Mas, nesse mesmo instante, as tochas apagaram-se de súbito e fez-se completa
escuridão em torno do impenitente. Foi às apalpadelas que ele conseguiu
chegar até à porta de saída e ganhar a rua.
Lá fora, a noite se tinha feito também negra e os ventos se tinham
desencadeado em fúria, ameaçando tempestade. O monge deitou a fugir
para o mosteiro, sem ânimo de voltar o rosto para trás, como temeroso
de que Leonília por sua vez o perseguisse agora até ao domicílio.
Quando alcançou a cela, tiritava de febre.
Acharam-no pela manhã, sem sentido, defronte do seu oratório, joelhos
em terra, braços pendidos, cabeça de borco sobre um degrau do altar.
Só muitos dias depois, um dia de sol, conseguiu sair à rua, ainda
pálido e desfeito. Seu primeiro cuidado foi correr aonde morava Leonília
e rondar a casa em que a vira morta.
Encontrou-a fechada e com letreiro anunciando o aluguel.
- Está vazia, depois que nela morreu o último inquilino - explicou
um vizinho.
- Há muitos dias? - quis saber o frade, e estremeceu quando ouviu dizer
que havia uns oito ou dez.
- E o morador, quem era? - perguntou ainda.
- Era uma mulher. Chamava-se Leonília. Morreu de repente.
- Ah!
- Se quer alugar a casa, encontra a chave ali na esquina...

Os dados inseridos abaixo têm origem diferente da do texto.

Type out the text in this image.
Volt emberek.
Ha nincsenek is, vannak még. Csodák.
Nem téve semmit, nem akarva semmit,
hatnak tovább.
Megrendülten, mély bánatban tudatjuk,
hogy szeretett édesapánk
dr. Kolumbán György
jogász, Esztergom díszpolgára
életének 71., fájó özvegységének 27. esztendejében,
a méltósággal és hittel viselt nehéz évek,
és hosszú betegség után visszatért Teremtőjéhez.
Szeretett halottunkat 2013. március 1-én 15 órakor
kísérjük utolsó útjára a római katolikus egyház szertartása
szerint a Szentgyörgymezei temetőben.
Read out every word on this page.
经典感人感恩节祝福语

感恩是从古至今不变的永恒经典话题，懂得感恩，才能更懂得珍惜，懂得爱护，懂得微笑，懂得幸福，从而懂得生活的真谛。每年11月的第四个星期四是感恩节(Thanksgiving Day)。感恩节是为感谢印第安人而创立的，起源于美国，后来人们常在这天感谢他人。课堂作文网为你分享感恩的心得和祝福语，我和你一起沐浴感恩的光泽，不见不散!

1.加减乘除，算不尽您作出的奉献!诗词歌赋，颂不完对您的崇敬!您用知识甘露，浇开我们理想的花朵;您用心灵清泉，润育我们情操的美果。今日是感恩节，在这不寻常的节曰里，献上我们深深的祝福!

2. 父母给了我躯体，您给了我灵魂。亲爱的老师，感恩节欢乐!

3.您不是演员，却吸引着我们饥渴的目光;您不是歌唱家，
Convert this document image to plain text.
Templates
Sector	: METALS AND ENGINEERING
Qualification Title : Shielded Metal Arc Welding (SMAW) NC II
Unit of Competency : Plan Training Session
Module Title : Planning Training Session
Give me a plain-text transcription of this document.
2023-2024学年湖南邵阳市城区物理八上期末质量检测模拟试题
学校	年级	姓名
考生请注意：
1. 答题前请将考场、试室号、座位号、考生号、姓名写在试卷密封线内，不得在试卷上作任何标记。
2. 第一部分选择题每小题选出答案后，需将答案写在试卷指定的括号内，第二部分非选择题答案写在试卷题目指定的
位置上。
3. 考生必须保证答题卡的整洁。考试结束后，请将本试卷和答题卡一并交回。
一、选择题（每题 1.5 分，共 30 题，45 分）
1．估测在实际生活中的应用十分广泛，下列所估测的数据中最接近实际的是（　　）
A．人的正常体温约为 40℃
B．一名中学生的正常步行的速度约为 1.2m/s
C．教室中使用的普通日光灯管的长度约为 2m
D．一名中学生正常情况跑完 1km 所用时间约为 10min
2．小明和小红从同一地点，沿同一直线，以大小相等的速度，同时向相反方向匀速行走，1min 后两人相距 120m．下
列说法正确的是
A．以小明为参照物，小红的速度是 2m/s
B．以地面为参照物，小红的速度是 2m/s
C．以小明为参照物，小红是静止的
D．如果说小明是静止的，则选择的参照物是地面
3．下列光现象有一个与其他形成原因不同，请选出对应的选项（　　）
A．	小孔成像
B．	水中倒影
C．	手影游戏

Frei Álvaro agradeceu, despediu-se do informante, foi buscar a chave, abriu
a porta, entrou e percorreu toda a casa.
Só ele, além de Deus, soube a impressão que sentiu ao contemplar
aquelas salas e aqueles quartos.
- Estranho caso! - disse consigo, sem ânimo de olhar de rosto para o temeroso
abismo da dúvida. - Fui vítima de uma alucinação que
coincidiu com a morte desta querida cúmplice dos meus pecados de amor...
E, enxugando os olhos, ia retirar-se, conformado com a dupla dor da saudade e
do remorso, quando, ao passar rente de certa parede, estremeceu de novo.
Tinha dado com os olhos no seu crucifixo, do qual já nem se lembrava. Permanecia
pendurado no mesmo ponto em que o monge o deixara na terrível noite.